Years ago, I wrote an editorial on the relative lack of new best-selling names in the sf field in recent decades. I said then that by 1990 it was evident that the sf field had ceased to add to the pantheon of national best-sellers grown in the genre up to the early 1980s. And as the older writers in this group passed on—Heinlein and Asimov in particular—only Arthur C. Clarke and Anne McCaffrey were left. Finally, years later, Orson Scott Card joined that select company. The new bestsellers otherwise were all either fantasy or marketed as mainstream, not genre (Neal Stephenson, for example). And with each year the number of best-selling fantasy names increases.
Now while that last is still quite true, there has been an interesting and hope-inspiring expansion of the sf list to include Lois Bujold, David Weber, Eric Flint, among others, and even Richard Matheson, whose I Am Legend, first published more than fifty years ago, finally made him a major best-selling writer. And there are the Dune novels, continuing. And Scott Westerfeld.

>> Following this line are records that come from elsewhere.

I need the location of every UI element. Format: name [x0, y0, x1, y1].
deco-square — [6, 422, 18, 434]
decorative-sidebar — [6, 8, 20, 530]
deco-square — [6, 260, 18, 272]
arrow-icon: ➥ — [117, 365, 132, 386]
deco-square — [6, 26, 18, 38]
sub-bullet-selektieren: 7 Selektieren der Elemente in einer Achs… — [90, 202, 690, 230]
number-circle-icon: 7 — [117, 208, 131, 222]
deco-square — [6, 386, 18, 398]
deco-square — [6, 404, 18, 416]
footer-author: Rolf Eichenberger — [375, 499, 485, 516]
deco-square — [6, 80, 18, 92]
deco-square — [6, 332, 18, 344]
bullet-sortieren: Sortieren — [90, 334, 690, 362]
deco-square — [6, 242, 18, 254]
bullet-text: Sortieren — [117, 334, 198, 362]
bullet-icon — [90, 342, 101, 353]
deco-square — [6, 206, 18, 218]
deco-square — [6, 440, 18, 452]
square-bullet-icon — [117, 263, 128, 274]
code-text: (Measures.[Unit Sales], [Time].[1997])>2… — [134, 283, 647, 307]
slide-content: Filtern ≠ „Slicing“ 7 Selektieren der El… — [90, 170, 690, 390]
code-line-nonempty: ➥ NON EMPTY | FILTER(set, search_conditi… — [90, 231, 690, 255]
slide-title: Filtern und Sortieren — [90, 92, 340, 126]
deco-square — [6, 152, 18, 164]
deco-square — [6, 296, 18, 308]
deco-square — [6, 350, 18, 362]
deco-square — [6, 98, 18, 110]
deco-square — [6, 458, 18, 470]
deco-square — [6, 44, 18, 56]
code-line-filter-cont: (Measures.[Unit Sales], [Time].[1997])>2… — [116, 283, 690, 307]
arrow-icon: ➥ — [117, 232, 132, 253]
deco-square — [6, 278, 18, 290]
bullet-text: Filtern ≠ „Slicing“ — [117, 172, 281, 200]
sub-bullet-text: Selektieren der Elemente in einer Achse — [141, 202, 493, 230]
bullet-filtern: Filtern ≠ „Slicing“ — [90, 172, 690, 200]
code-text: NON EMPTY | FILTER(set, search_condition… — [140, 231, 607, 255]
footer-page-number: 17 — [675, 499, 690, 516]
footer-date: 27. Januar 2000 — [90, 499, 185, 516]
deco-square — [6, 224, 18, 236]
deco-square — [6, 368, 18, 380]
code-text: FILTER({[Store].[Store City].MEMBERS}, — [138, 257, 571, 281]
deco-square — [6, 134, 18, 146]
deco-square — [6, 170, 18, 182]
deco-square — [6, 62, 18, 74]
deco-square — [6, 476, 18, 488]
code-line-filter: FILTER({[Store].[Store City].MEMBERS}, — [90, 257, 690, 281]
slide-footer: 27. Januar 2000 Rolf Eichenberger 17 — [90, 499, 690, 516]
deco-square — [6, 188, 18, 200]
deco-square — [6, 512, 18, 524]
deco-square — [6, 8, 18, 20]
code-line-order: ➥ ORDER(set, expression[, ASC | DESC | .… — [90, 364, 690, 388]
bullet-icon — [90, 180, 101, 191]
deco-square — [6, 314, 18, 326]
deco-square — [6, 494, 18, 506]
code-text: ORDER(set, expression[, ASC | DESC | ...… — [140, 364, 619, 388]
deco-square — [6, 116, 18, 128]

The case of Scott Westerfeld is particularly interesting: after publishing several good sf novels, he became a number one bestseller by hitting it big in the young adult market with excellent sf novels for teenagers (the Uglies, Pretties, Specials series). He is such a success in that market that it makes his very real achievements in adult sf look pale. In the post–Harry Potter world, childrens and young adult publishing is a field drenched in new fantasy and progressively more open to science fiction. The kids don’t see genre stuff as anything out of the ordinary, and many of them like it, without particularly identifying themselves as genre readers.
And that’s a growing aspect of the adult readership as well. Fiction bestsellers such as Cormac McCarthy’s The Road and Michael Chabon’s The Yiddish Policemen’s Union are indistinguishable from sf, as are a number of well-regarded but not quite best-selling works of contemporary fiction. I am not talking about the mainstream novels that borrow from sf without being situated in genre, such as the magnificent works of Haruki Murakami, but books such as Margaret Atwood’s Oryx and Crake, that really are sf (just without the label or the genre marketing signals). Readers of contemporary fiction under forty don’t see genre stuff as anything out of the ordinary, and many of them like it as an occasional part or their reading, as long as it is well done.
While many of the old prejudices of the literary journals and reviewers against genre clearly persist, still the world is changing. H. P. Lovecraft and Philip K. Dick are collected in The Library of America, which exists to publish the canon of American literature. A survey of the reviews of those two volumes is instructive if you care to see prejudices aired and, often enough to give us hope, challenged.
There is a whole other discussion to be had on the influence of film and tv and games on bestsellers, but not one I care to pursue just now, except to say that the most likely way to become an immediate bestseller is to have a big, successful film made of your novel.
I am truly grateful for the existence of sf bestsellers, for they perform the priceless function of carving out space in the distribution system to keep the genre alive. And I believe the living genres are the cauldron out of which creative innovation in initially unfashionable styles may occur, and fairly often does.